- Directed by: Stan Brakhage
- Release date: 1959;
- Running time: 11 minutes
- Country: United States
- Language: Silent

= Sirius Remembered =

Sirius Remembered is a 1959 American experimental short film directed by Stan Brakhage. It captures the gradual decomposition of the corpse of Sirius, the Brakhage family's dog, over the course of several months.

==Description==
The film is divided into three parts. The first shows the relatively undisturbed corpse of Sirius, the second is in winter when the body is covered in snow, and the third shows the decay as it thaws in spring. An increasing number of superimpositions are added over the course of the film.

==Production==
The Brakhage family's dog Sirius died after being hit by a car. Because of Brakhage's wife Jane's beliefs about death, they opted to place the body in the forest instead of burying it. They laid the corpse beneath a tree not far from their home in Princeton, New Jersey. Because of the winter temperatures, it decomposed very little, and Stan was dismayed to be able to still see the corpse from behind their house.
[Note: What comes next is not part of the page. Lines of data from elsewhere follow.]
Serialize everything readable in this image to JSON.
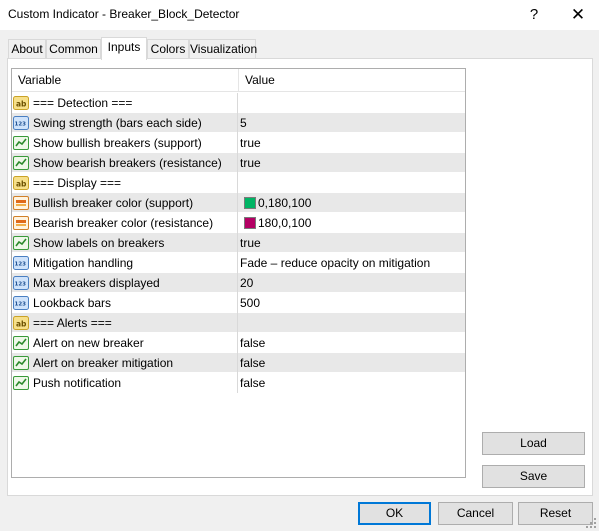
{
  "window": {
    "title": "Custom Indicator - Breaker_Block_Detector",
    "help_glyph": "?",
    "close_glyph": "✕"
  },
  "tabs": [
    {
      "label": "About"
    },
    {
      "label": "Common"
    },
    {
      "label": "Inputs",
      "active": true
    },
    {
      "label": "Colors"
    },
    {
      "label": "Visualization"
    }
  ],
  "grid": {
    "col_variable": "Variable",
    "col_value": "Value",
    "rows": [
      {
        "icon": "ab-string-icon",
        "name": "=== Detection ===",
        "value": ""
      },
      {
        "icon": "123-int-icon",
        "name": "Swing strength (bars each side)",
        "value": "5"
      },
      {
        "icon": "bool-toggle-icon",
        "name": "Show bullish breakers (support)",
        "value": "true"
      },
      {
        "icon": "bool-toggle-icon",
        "name": "Show bearish breakers (resistance)",
        "value": "true"
      },
      {
        "icon": "ab-string-icon",
        "name": "=== Display ===",
        "value": ""
      },
      {
        "icon": "color-palette-icon",
        "name": "Bullish breaker color (support)",
        "value": "0,180,100",
        "swatch": "#00b464"
      },
      {
        "icon": "color-palette-icon",
        "name": "Bearish breaker color (resistance)",
        "value": "180,0,100",
        "swatch": "#b40064"
      },
      {
        "icon": "bool-toggle-icon",
        "name": "Show labels on breakers",
        "value": "true"
      },
      {
        "icon": "123-int-icon",
        "name": "Mitigation handling",
        "value": "Fade – reduce opacity on mitigation"
      },
      {
        "icon": "123-int-icon",
        "name": "Max breakers displayed",
        "value": "20"
      },
      {
        "icon": "123-int-icon",
        "name": "Lookback bars",
        "value": "500"
      },
      {
        "icon": "ab-string-icon",
        "name": "=== Alerts ===",
        "value": ""
      },
      {
        "icon": "bool-toggle-icon",
        "name": "Alert on new breaker",
        "value": "false"
      },
      {
        "icon": "bool-toggle-icon",
        "name": "Alert on breaker mitigation",
        "value": "false"
      },
      {
        "icon": "bool-toggle-icon",
        "name": "Push notification",
        "value": "false"
      }
    ]
  },
  "side_buttons": {
    "load": "Load",
    "save": "Save"
  },
  "footer_buttons": {
    "ok": "OK",
    "cancel": "Cancel",
    "reset": "Reset"
  },
  "colors": {
    "accent": "#0078d7",
    "row_alt": "#e8e8e8"
  }
}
He filmed the corpse repeatedly, usually from mid-distance, working with a handheld 16 mm camera that enabled him to freely gesture while filming. Jane described it to him as a way of bringing movement back to it through camera movements and uprighting it through the camera angle. The last footage was shot in spring, following a visit from Parker Tyler and Charles Boultenhouse who had walked past the area without visibly noticing Sirius's corpse.
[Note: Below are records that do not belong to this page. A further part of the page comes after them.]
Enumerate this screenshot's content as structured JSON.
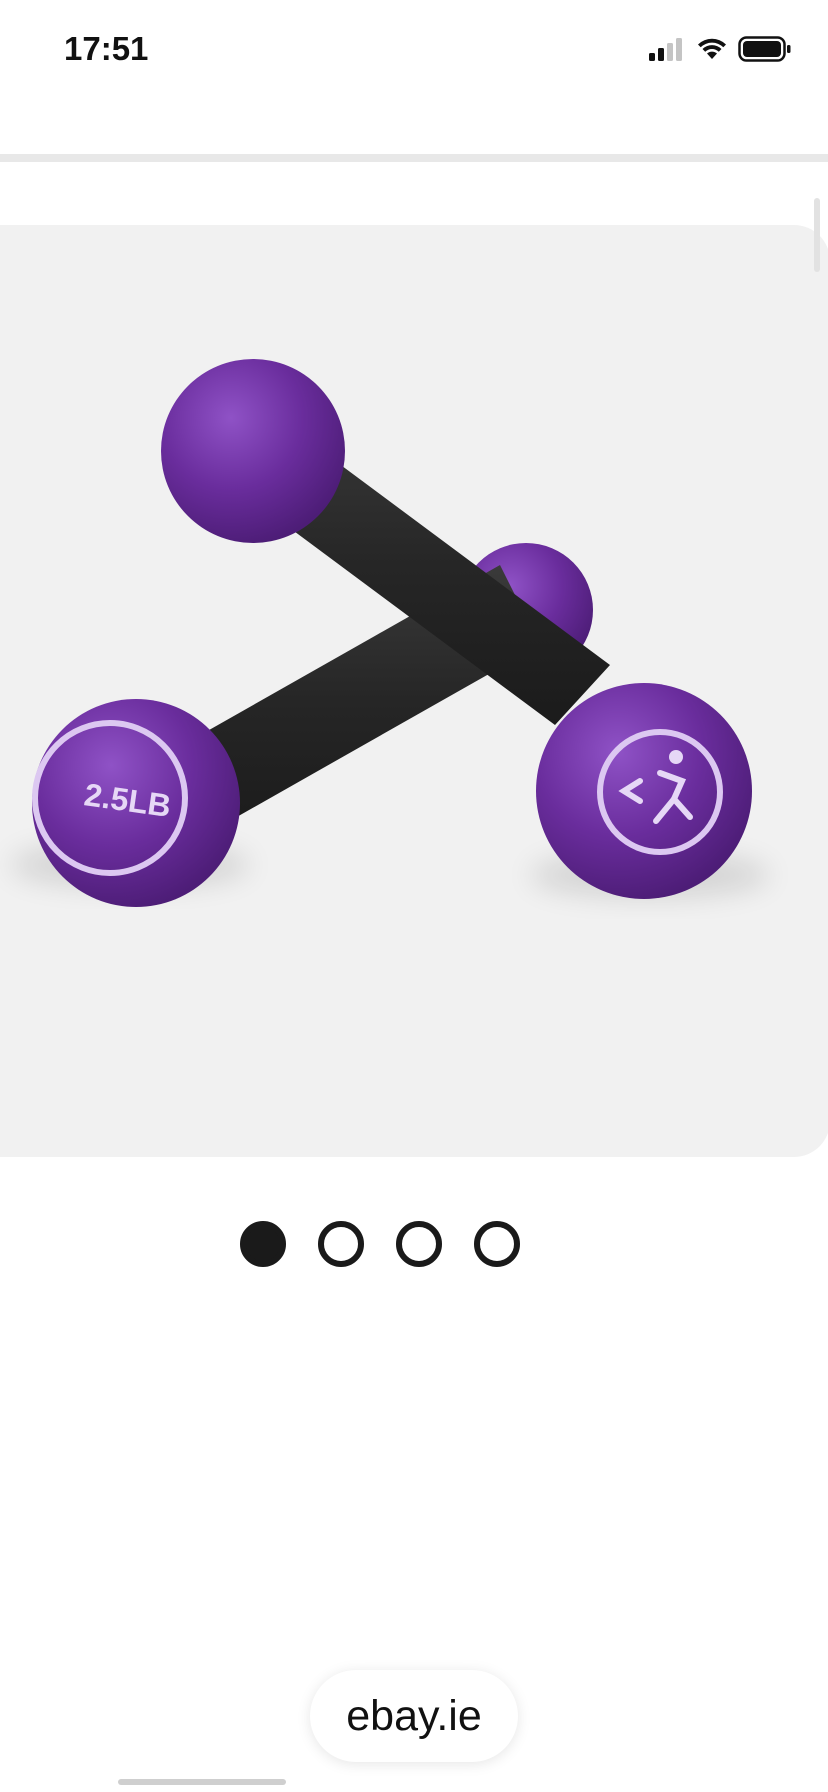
{
  "status_bar": {
    "time": "17:51",
    "icons": [
      "cellular-signal-icon",
      "wifi-icon",
      "battery-icon"
    ]
  },
  "product_image": {
    "weight_label": "2.5LB",
    "colors": {
      "background": "#f1f1f1",
      "bell": "#6b2e9e",
      "bell_highlight": "#8b4fc0",
      "bar": "#2b2b2b",
      "ring": "#d9c7ef"
    }
  },
  "pagination": {
    "total": 4,
    "active_index": 0
  },
  "browser": {
    "domain": "ebay.ie"
  }
}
After moving to Colorado, Stan edited Sirius Remembered while also beginning to shoot footage for Dog Star Man. Upon seeing the images he was editing, Jane became upset, saying that they made her "feel dirty." This prompted Stan to seek an editing style that would create "an enclosed form" for the images of decay such that they would not directly engage viewers.

==Analysis==
Sirius Remembered is influenced by the work of Gertrude Stein, to which Brakhage had been introduced by poet Robert Duncan. He pointed to her idea that repetition of a word cannot truly exist, as each subsequent appearance produces a new word based on its context.
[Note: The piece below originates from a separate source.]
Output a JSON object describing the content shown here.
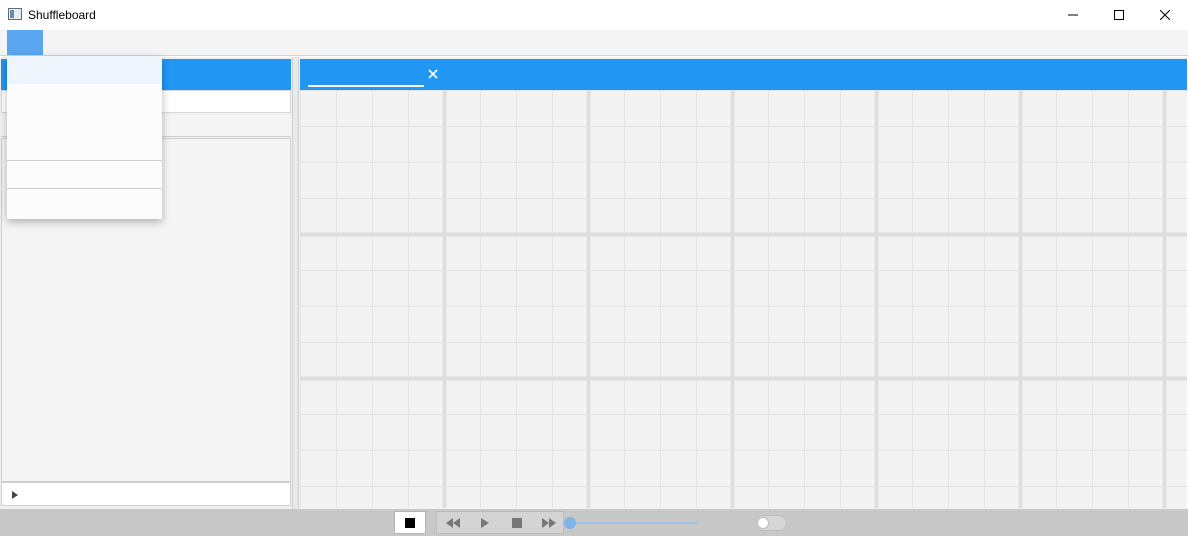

Many of the motifs from Sirius Remembered were further developed in Brakhage's Dog Star Man series. The series revisits the themes of the connection between a man and his dog and the slow processes of death and decay. The panning shots from the corpse up to a tree led to the series' image of the white tree. Fred Camper notes that Brakhage's 1971 film The Act of Seeing with One's Own Eyes also uses corpse imagery toward poetic aims, linking its shot of a face being removed from a human skull during an autopsy to the fleeting appearances of Sirius's skull. He contrasts how these images function in the two films, with Sirius's appearance acting as an interruption of the camera movements and the autopsies in The Act of Seeing acting as episodic narratives.

==Critical reception==
Ernest Callenbach responded negatively to the film, describing Brakhage's cinematography and editing as "jittery…like the effect of a 33rpm record of Webern being played at 78rpm." David Remnick wrote favorably of it in a review for The Washington Post, calling it "so astonishing [in] its craftsmanship that the viewer…tends to forget the grisly object before him." The Los Angeles Times writer Reed Johnson wrote that its fragmented, looping imagery "becomes a lovely, impressionistic memento mori." Sirius Remembered is now part of Anthology Film Archives' Essential Cinema Repertory collection.